When you step into the weathered graffiti-covered hall, you don’t notice it right away; you only see it if you look longer at the sand on the concrete floor: hey, that looks like Zeeland, and on the other side: the Wadden Islands. Climb on the ‘lifeguard chair’ at the head of the hall and it is immediately clear: this is a gigantic scale model of the Netherlands, which you can walk right through.
In the Ferro Dome, a former gasholder in the Merwe-Vierhaven area in Rotterdam, the architectural firm Zus built with Mann an ‘XL test location’, at the invitation of the International Architecture Biennale Rotterdam (IABR). Goal: to test whether it is feasible to build one million new houses by 2030, as the cabinet wants.
The scale model contains wooden ‘display cases’: 101 models depicting residential islands, water cities and terplandschaps. It is the test results of the design teams who, each armed with a ‘test kit’ consisting of a base plate, a bag of ten thousand wooden blocks (houses), and blue, green and white foam (for water, trees and infrastructure) went into the country, looking for answers to the question: how?
Symbolic Distance
Architect Kristian Koreman van Zus points to the platform photo of the Rutte-IV cabinet that hangs at the entrance of the exhibition. In corona time, the ministers are one and a half meters apart. ‘That is symbolic of the spatial policy that is now being made. That minister is about nitrogen, that one about agriculture, and that one about housing, but they keep an ‘appropriate’ distance. While, of course, you can’t tackle these issues separately.’
This is the mission of the ‘Ministry of Maker’, a platform that uses the collective imagination to envision and create a future-proof Netherlands’. Koreman is concerned about ‘Hurricane Hugo’, as he calls Minister Hugo de Jonge of Housing and Spatial Planning, who ‘rages across the country to reach that number of 1 million’. He has to think of the mouth mask deal that was concluded during the corona pandemic (with the help of De Jonge), in which 100 million euros worth of unusable mouth masks were hurriedly ordered. Koreman: ‘Municipalities are under pressure to build many homes quickly. But what will that yield in the future?’
On the map of the Netherlands that De Jonge presented at the beginning of October, only numbers are listed per province; they now have to find out together with the municipalities where the houses should be. Almost half of the homes are planned in South and North Holland; the lowest part of the Netherlands. ‘That doesn’t make sense, if you assume houses that have to last at least a hundred years,’ says Koreman. ‘According to the (not even the most unfavorable) calculation by the International Climate Panel (IPCC), the sea level could have risen three meters by that time. Economists are already pointing out that houses on these lands will no longer be insurable in the long run, which puts a bomb under the mortgage system, the cork on which area development floats.’
Long term thinking
The plea of this exhibition: think about the long term, taking into account climate change, new forms of nature, agriculture and the need to build with renewable materials. ‘Instead of saying: 39,193 houses should be built in Flevoland, we asked designers to suggest suitable housing locations,’ explains Koreman. The hundred design teams come from all over the country. ‘These architects know the landscape and the people, some of them sat down with aldermen and farmers. In this way we try to unlock local knowledge, which is far removed from central government policy.’

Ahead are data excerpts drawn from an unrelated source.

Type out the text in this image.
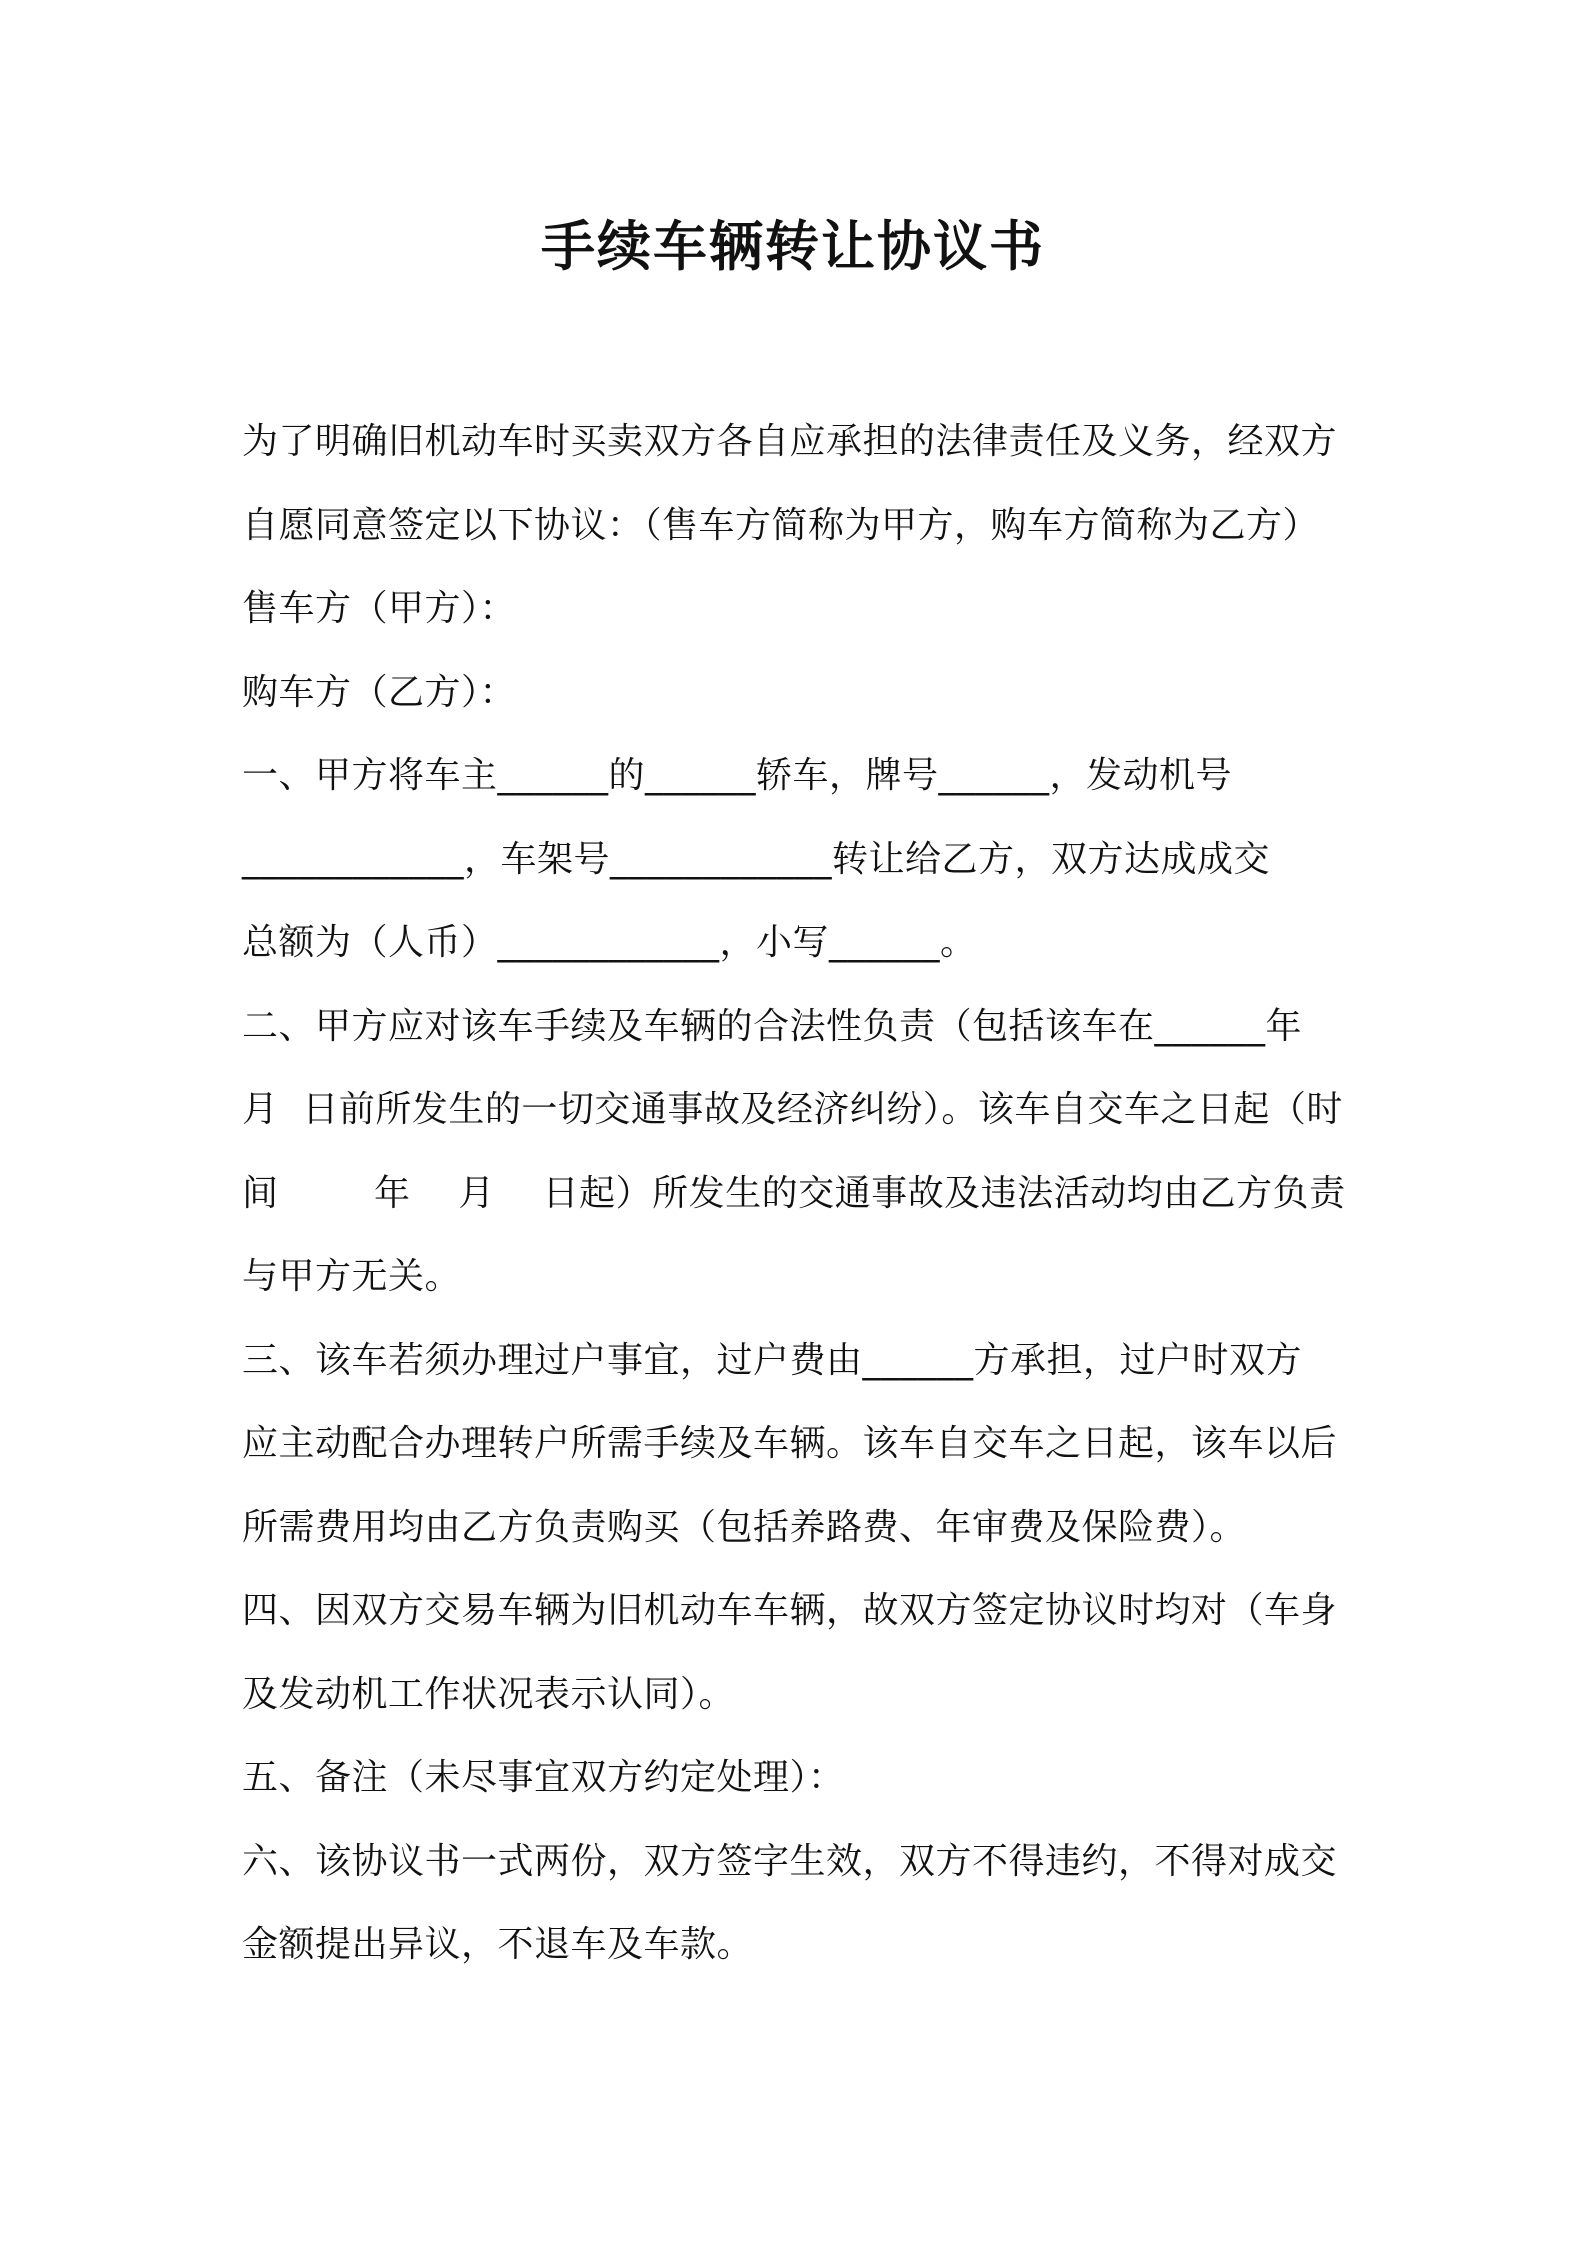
手续车辆转让协议书
为了明确旧机动车时买卖双方各自应承担的法律责任及义务，经双方
自愿同意签定以下协议：（售车方简称为甲方，购车方简称为乙方）
售车方（甲方）：
购车方（乙方）：
一、甲方将车主______的______轿车，牌号______，发动机号
____________，车架号____________转让给乙方，双方达成成交
总额为（人币）____________，小写______。
二、甲方应对该车手续及车辆的合法性负责（包括该车在______年
月  日前所发生的一切交通事故及经济纠纷）。该车自交车之日起（时
间        年    月    日起）所发生的交通事故及违法活动均由乙方负责
与甲方无关。
三、该车若须办理过户事宜，过户费由______方承担，过户时双方
应主动配合办理转户所需手续及车辆。该车自交车之日起，该车以后
所需费用均由乙方负责购买（包括养路费、年审费及保险费）。
四、因双方交易车辆为旧机动车车辆，故双方签定协议时均对（车身
及发动机工作状况表示认同）。
五、备注（未尽事宜双方约定处理）：
六、该协议书一式两份，双方签字生效，双方不得违约，不得对成交
金额提出异议，不退车及车款。
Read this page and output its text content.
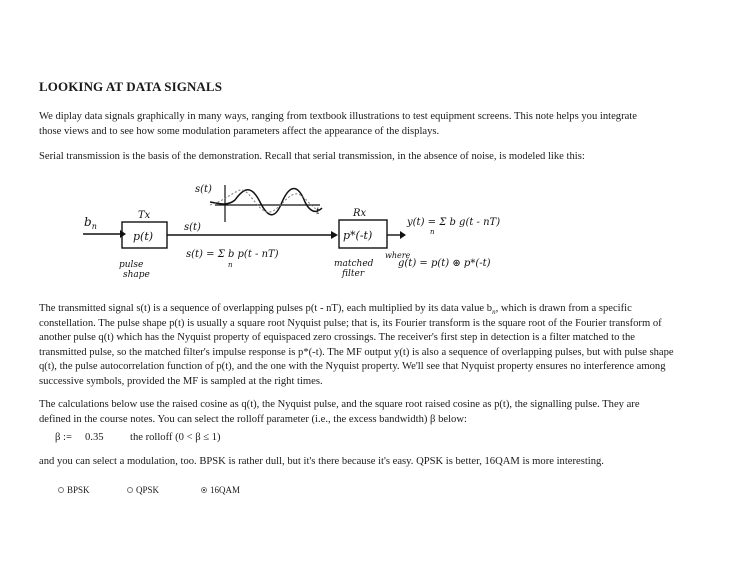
LOOKING AT DATA SIGNALS

We diplay data signals graphically in many ways, ranging from textbook illustrations to test equipment screens. This note helps you integrate
those views and to see how some modulation parameters affect the appearance of the displays.

Serial transmission is the basis of the demonstration. Recall that serial transmission, in the absence of noise, is modeled like this:

s(t)
t
$b_n$
Tx
p(t)
pulse
shape
s(t)
s(t) = Σ b p(t - nT)
n
Rx
p*(-t)
matched
filter
y(t) = Σ b g(t - nT)
n
where
g(t) = p(t) ⊛ p*(-t)

The transmitted signal s(t) is a sequence of overlapping pulses p(t - nT), each multiplied by its data value $b_n$, which is drawn from a specific
constellation. The pulse shape p(t) is usually a square root Nyquist pulse; that is, its Fourier transform is the square root of the Fourier transform of
another pulse q(t) which has the Nyquist property of equispaced zero crossings. The receiver's first step in detection is a filter matched to the
transmitted pulse, so the matched filter's impulse response is p*(-t). The MF output y(t) is also a sequence of overlapping pulses, but with pulse shape
q(t), the pulse autocorrelation function of p(t), and the one with the Nyquist property. We'll see that Nyquist property ensures no interference among
successive symbols, provided the MF is sampled at the right times.

The calculations below use the raised cosine as q(t), the Nyquist pulse, and the square root raised cosine as p(t), the signalling pulse. They are
defined in the course notes. You can select the rolloff parameter (i.e., the excess bandwidth) β below:

β :=
0.35	the rolloff (0 < β ≤ 1)

and you can select a modulation, too. BPSK is rather dull, but it's there because it's easy. QPSK is better, 16QAM is more interesting.

BPSK	QPSK	16QAM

Some teams have flooded a piece of land and are planning floating homes in it, such as the team that bent over Zoetermeer. Elsewhere, mounds or raised dikes are made to build on, building on the Frisian and Groningen tradition. You can flood the polder in the model that Team Gear made yourself with a watering can – and empty it again by pulling the plug out of the base plate. Some teams do not add new homes, but make existing neighborhoods and buildings more sustainable, while creating more homes at the same time.
Koreman acknowledges that some plans are ‘speculative’, such as the idea of combining the development of nature with housing at IJmuiden, in anticipation of the closing of the polluting blast furnaces at Tata Steel. But that wild ideas can become reality, Zus herself has previously proven with the design for Almere Duin, a neighborhood with three thousand homes built on an artificially constructed dune landscape. With the proceeds from housing construction, the sea dyke there has been raised by one and a half metres, which has been recognized by Rijkswaterstaat as a climate-adaptive measure.
On November 11, the Ministry of Make will present an analysis of the test results to developers, provinces and the Ministry of De Jonge. In any case, Zuid-Holland wants to continue with the project in order to come up with feasible plans. Koreman hopes that other provinces will follow.
Nonsense number
In response to the demand for solutions to the housing challenge, former government architect Floris Alkemade wrote an essay in which he calls the 1 million homes to be built ‘an absurd number’ that reflects ‘a fundamental inability to properly understand the complex housing market’. According to him, the solution to the housing shortage does not lie in building additional buildings – ‘with the risk of putting the cart before the horse’ – but tackling traffic flow, utilizing vacant buildings and reforming legislation and regulations.